Jungkook hanya memutar bola mata sementara Taehyung dengan polosnya meminta maaf karena tadi dia harus mengerjakan tugas.
“Kita ke Starbucks bagaimana?” usul Jimin sambil merangkul pundak Taehyung, “Aku butuh kafein untuk menyelesaikan tugas nanti malam.”
Taehyung mempoutkan bibirnya. “Aku tidak suka kopi.”
“Aahh jinja?” tanya Jimin tercengang. Dia tak menyangka masih ada mahasiswa yang tidak butuh kafein.
“Tenang, di sana ada minuman selain kopi.” timpal Jungkook.
Jimin mengangguk-angguk. “Ada minuman Unicorn Frappuccino.”
“Itu tetap saja kopi.” tukas Jungkook memutar bola mata. “Ada minuman cokelat, Tae, kau bisa memesannya.”
Taehyung mengangguk. Dirinya semakin terbiasa menghabiskan waktu pulang kuliah bersama Jimin dan Jungkook. Ini masih merupakan sesuatu yang baru dan spesial untuknya. Taehyung sangat senang dia bisa bersama manusia yang baik seperti Jungkook dan Jimin.
“Oh ya, nanti hari Sabtu aku ada tampil menari..” ucap Jimin semangat.
“Wahh dimana?” Taehyung tak kalah semangat.
“Di mal, kalian datang yaaa…”
Taehyung menangkup dua tangan dengan antusias, mengangguk-angguk. “Tentu saja, Jimin Chingu~”
“Hari Sabtu adalah hari dimana aku bermain game.” sahut Jungkook datar.
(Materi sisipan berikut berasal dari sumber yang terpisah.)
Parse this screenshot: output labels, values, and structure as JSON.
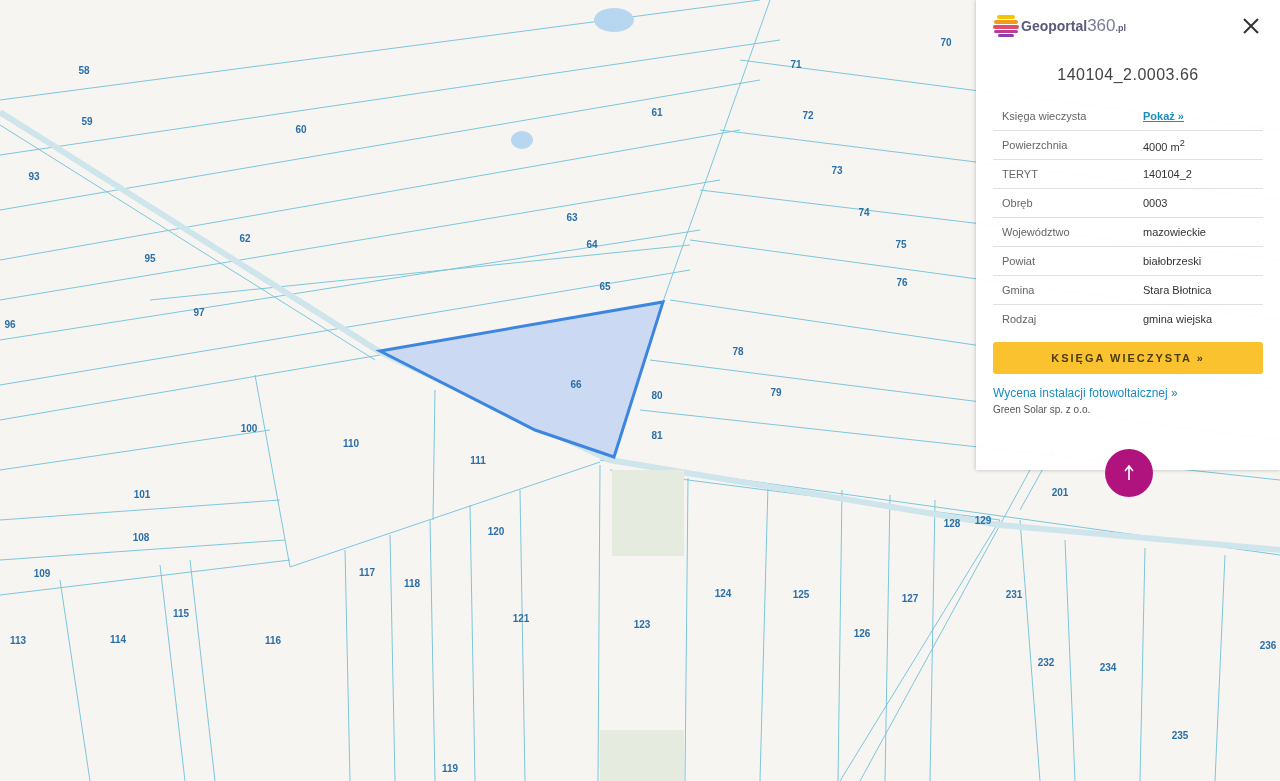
{
  "map": {
    "parcel_labels": [
      "58",
      "59",
      "60",
      "61",
      "70",
      "71",
      "72",
      "73",
      "74",
      "75",
      "76",
      "93",
      "95",
      "62",
      "63",
      "64",
      "65",
      "96",
      "97",
      "78",
      "66",
      "80",
      "79",
      "81",
      "100",
      "110",
      "111",
      "101",
      "108",
      "109",
      "120",
      "117",
      "118",
      "113",
      "114",
      "115",
      "116",
      "121",
      "123",
      "124",
      "125",
      "126",
      "127",
      "128",
      "129",
      "201",
      "231",
      "232",
      "234",
      "235",
      "236",
      "119"
    ]
  },
  "panel": {
    "logo": {
      "name": "Geoportal",
      "number": "360",
      "suffix": ".pl"
    },
    "title": "140104_2.0003.66",
    "rows": [
      {
        "label": "Księga wieczysta",
        "value": "Pokaż »",
        "kind": "link"
      },
      {
        "label": "Powierzchnia",
        "value": "4000 m$^{2}$",
        "kind": "text"
      },
      {
        "label": "TERYT",
        "value": "140104_2",
        "kind": "text"
      },
      {
        "label": "Obręb",
        "value": "0003",
        "kind": "text"
      },
      {
        "label": "Województwo",
        "value": "mazowieckie",
        "kind": "text"
      },
      {
        "label": "Powiat",
        "value": "białobrzeski",
        "kind": "text"
      },
      {
        "label": "Gmina",
        "value": "Stara Błotnica",
        "kind": "text"
      },
      {
        "label": "Rodzaj",
        "value": "gmina wiejska",
        "kind": "text"
      }
    ],
    "button": "KSIĘGA WIECZYSTA »",
    "promo_link": "Wycena instalacji fotowoltaicznej »",
    "promo_company": "Green Solar sp. z o.o."
  }
}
“Ayolah, Jungkookie…” pinta Taehyung memelas sambil menarik lengan Jungkook, “Ayo kita datang menonton Jimin yang menari.”
“Ughh…”
“Kita bisa langsung bermain game favoritmu itu, Jeon, setelah danceku selesai.” ujar Jimin.
“Huh, okey, okey…” sahut Jungkook menyerah.
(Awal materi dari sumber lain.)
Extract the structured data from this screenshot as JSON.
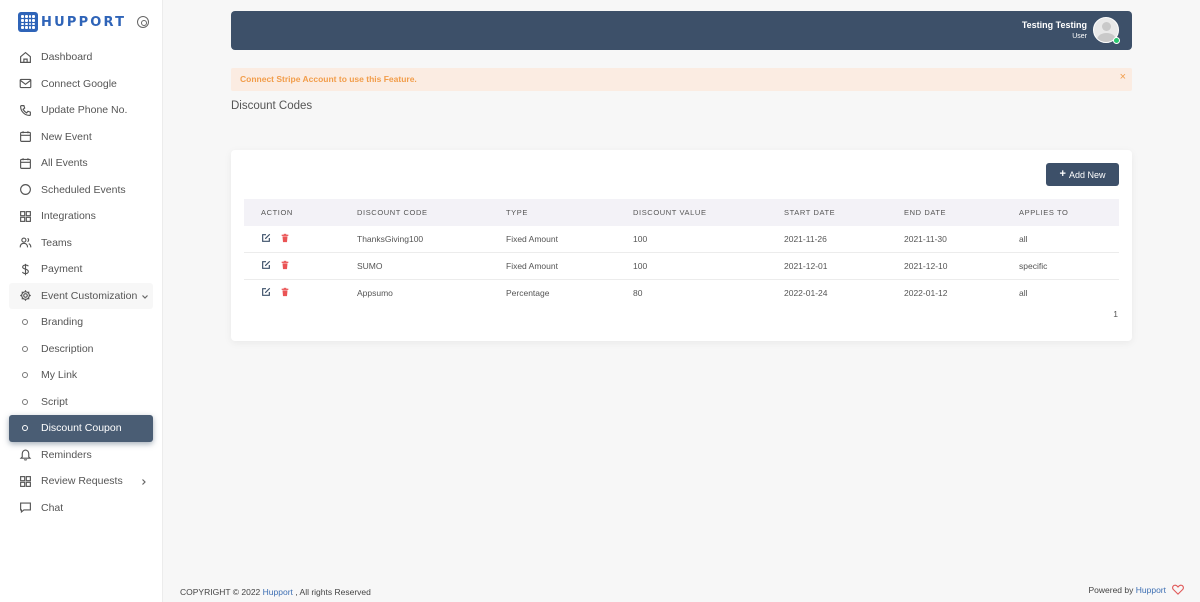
{
  "brand": {
    "name": "HUPPORT"
  },
  "sidebar": {
    "items": [
      {
        "label": "Dashboard",
        "icon": "home-icon"
      },
      {
        "label": "Connect Google",
        "icon": "mail-icon"
      },
      {
        "label": "Update Phone No.",
        "icon": "phone-icon"
      },
      {
        "label": "New Event",
        "icon": "calendar-icon"
      },
      {
        "label": "All Events",
        "icon": "calendar-icon"
      },
      {
        "label": "Scheduled Events",
        "icon": "circle-icon"
      },
      {
        "label": "Integrations",
        "icon": "grid-icon"
      },
      {
        "label": "Teams",
        "icon": "users-icon"
      },
      {
        "label": "Payment",
        "icon": "dollar-icon"
      },
      {
        "label": "Event Customization",
        "icon": "gear-icon"
      }
    ],
    "sub_items": [
      {
        "label": "Branding"
      },
      {
        "label": "Description"
      },
      {
        "label": "My Link"
      },
      {
        "label": "Script"
      },
      {
        "label": "Discount Coupon",
        "active": true
      }
    ],
    "bottom_items": [
      {
        "label": "Reminders",
        "icon": "bell-icon"
      },
      {
        "label": "Review Requests",
        "icon": "grid-icon"
      },
      {
        "label": "Chat",
        "icon": "message-icon"
      }
    ]
  },
  "header": {
    "user_name": "Testing Testing",
    "user_role": "User"
  },
  "alert": {
    "text": "Connect Stripe Account to use this Feature.",
    "close": "×"
  },
  "page": {
    "title": "Discount Codes"
  },
  "card": {
    "add_button": "Add New",
    "add_icon": "+"
  },
  "table": {
    "columns": [
      "Action",
      "Discount Code",
      "Type",
      "Discount Value",
      "Start Date",
      "End Date",
      "Applies To"
    ],
    "rows": [
      {
        "code": "ThanksGiving100",
        "type": "Fixed Amount",
        "value": "100",
        "start": "2021-11-26",
        "end": "2021-11-30",
        "applies": "all"
      },
      {
        "code": "SUMO",
        "type": "Fixed Amount",
        "value": "100",
        "start": "2021-12-01",
        "end": "2021-12-10",
        "applies": "specific"
      },
      {
        "code": "Appsumo",
        "type": "Percentage",
        "value": "80",
        "start": "2022-01-24",
        "end": "2022-01-12",
        "applies": "all"
      }
    ]
  },
  "pagination": {
    "page": "1"
  },
  "footer": {
    "copyright": "COPYRIGHT © 2022",
    "company": "Hupport",
    "rights": ", All rights Reserved",
    "powered": "Powered by",
    "powered_link": "Hupport"
  },
  "colors": {
    "primary": "#3d5069",
    "alert_text": "#f29d4a",
    "alert_bg": "#fbece2",
    "delete": "#ea5455",
    "edit": "#3d5069"
  }
}
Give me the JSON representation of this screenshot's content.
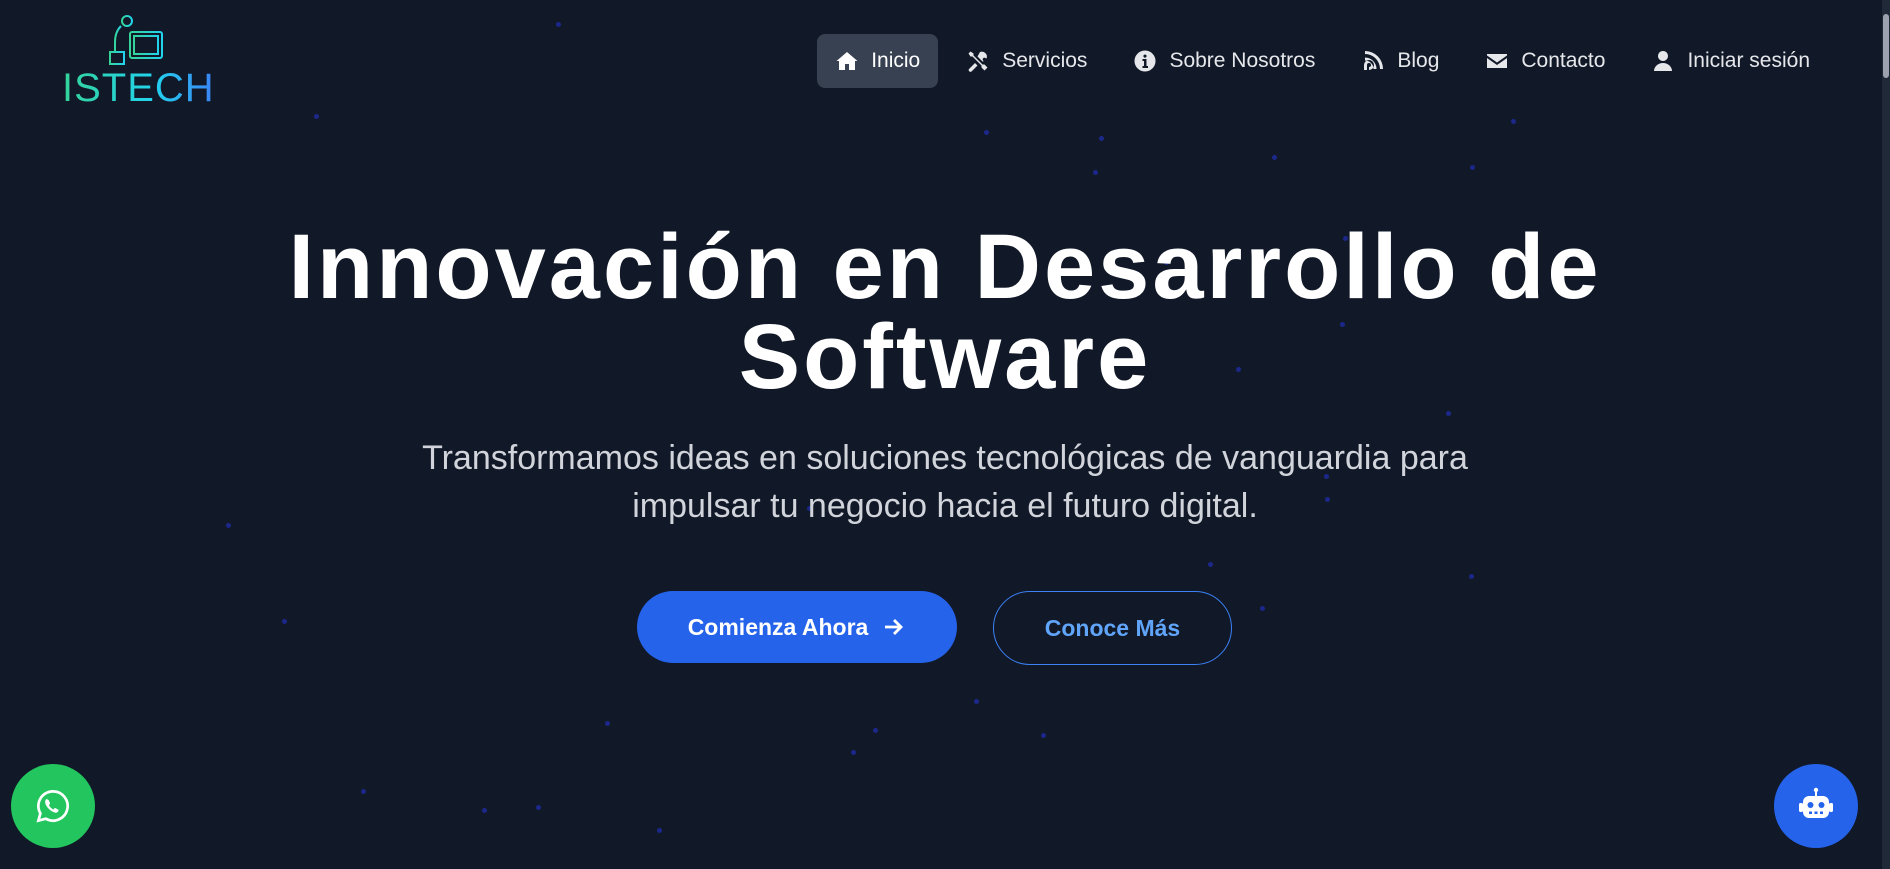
{
  "brand": {
    "logo_text": "ISTECH"
  },
  "nav": {
    "items": [
      {
        "label": "Inicio",
        "icon": "home-icon",
        "active": true
      },
      {
        "label": "Servicios",
        "icon": "tools-icon",
        "active": false
      },
      {
        "label": "Sobre Nosotros",
        "icon": "info-circle-icon",
        "active": false
      },
      {
        "label": "Blog",
        "icon": "rss-icon",
        "active": false
      },
      {
        "label": "Contacto",
        "icon": "envelope-icon",
        "active": false
      },
      {
        "label": "Iniciar sesión",
        "icon": "user-icon",
        "active": false
      }
    ]
  },
  "hero": {
    "title_line1": "Innovación en Desarrollo de",
    "title_line2": "Software",
    "subtitle_line1": "Transformamos ideas en soluciones tecnológicas de vanguardia para",
    "subtitle_line2": "impulsar tu negocio hacia el futuro digital.",
    "primary_button": "Comienza Ahora",
    "secondary_button": "Conoce Más"
  },
  "floating": {
    "whatsapp_icon": "whatsapp-icon",
    "bot_icon": "robot-icon"
  },
  "colors": {
    "background": "#111827",
    "accent": "#2563eb",
    "accent_light": "#60a5fa",
    "nav_active_bg": "#374151",
    "whatsapp": "#22c55e",
    "logo_gradient_start": "#34d399",
    "logo_gradient_end": "#3b82f6"
  }
}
Taehyung bersorak girang dan Jimin rasanya ingin meremas badan Taehyung saking gemasnya, dan tampak squishy.
“Kita bisa menginap di tempatku atau di rumah Jungkook.” kata Jimin mengusulkan, “Besoknya kan Minggu.”
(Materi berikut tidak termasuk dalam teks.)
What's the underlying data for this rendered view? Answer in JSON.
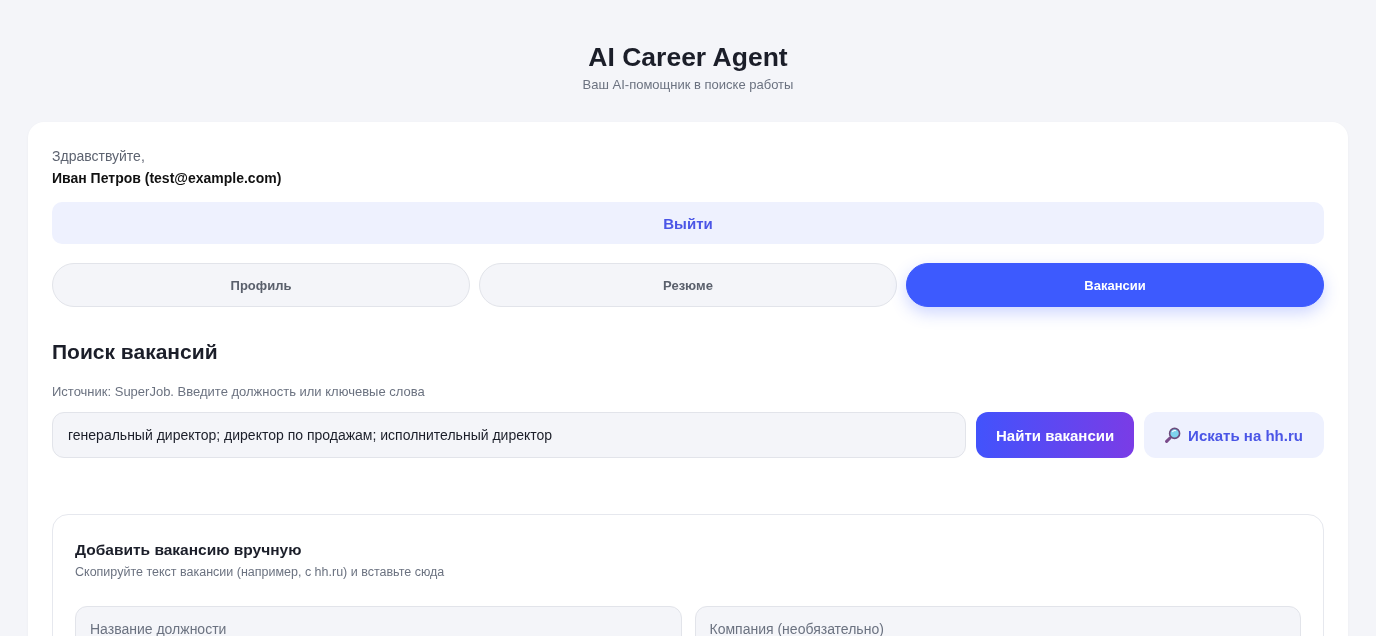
{
  "header": {
    "title": "AI Career Agent",
    "subtitle": "Ваш AI-помощник в поиске работы"
  },
  "user": {
    "greeting": "Здравствуйте,",
    "name": "Иван Петров (test@example.com)"
  },
  "logout_button": {
    "label": "Выйти"
  },
  "tabs": [
    {
      "label": "Профиль",
      "selected": false
    },
    {
      "label": "Резюме",
      "selected": false
    },
    {
      "label": "Вакансии",
      "selected": true
    }
  ],
  "search": {
    "title": "Поиск вакансий",
    "hint": "Источник: SuperJob. Введите должность или ключевые слова",
    "value": "генеральный директор; директор по продажам; исполнительный директор",
    "buttons": [
      {
        "kind": "primary",
        "label": "Найти вакансии"
      },
      {
        "kind": "external",
        "label": "Искать на hh.ru"
      }
    ]
  },
  "manual": {
    "title": "Добавить вакансию вручную",
    "subtitle": "Скопируйте текст вакансии (например, с hh.ru) и вставьте сюда",
    "fields": [
      {
        "placeholder": "Название должности"
      },
      {
        "placeholder": "Компания (необязательно)"
      }
    ]
  }
}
Mulut Taehyung membuka takjub. Dia belum pernah menginap di rumah teman. Ini bagaikan mimpi. Tapi dia sendiri tidak tahu apakah hyungline akan mengijinkannya atau tidak.
Jungkook mengangguk-angguk saja, tidak keberatan dengan usulan Jimin.
Dari kejauhan tampak dua vampire mengawasi mereka : Woobin dan Xiumin. Mereka berbeda jurusan dengan Taehyung namun entah kenapa sejak kemarin sudah mengamati bayi vampire itu dari kejauhan.
“Cih, dia benar-benar bayi vampire…” gumam Woobin mencemooh, melihat bagaimana ekspresifnya Taehyung di antara dua teman manusianya.
“Dia berbaur dengan baik, bahkan sudah punya teman manusia.” tukas Xiumin.
“Bagaimana kalau kita ‘rusak’ bayi vampire itu? Kita buat Seokjin kebakaran jenggot.”
Xiumin memberi smirk. “Aku masih belum bisa memaafkan apa yang alpha itu lakukan pada hyung kita. Mengganggu si bayi vampire mungkin akan membuatnya menjadi impas.”
“That’s right. Mata ganti mata, nyawa ganti nyawa.” Woobin memberi senyum seram sambil terus memandangi Taehyung yang berjalan semakin jauh, tersenyum lebar di antara Jungkook dan Jimin.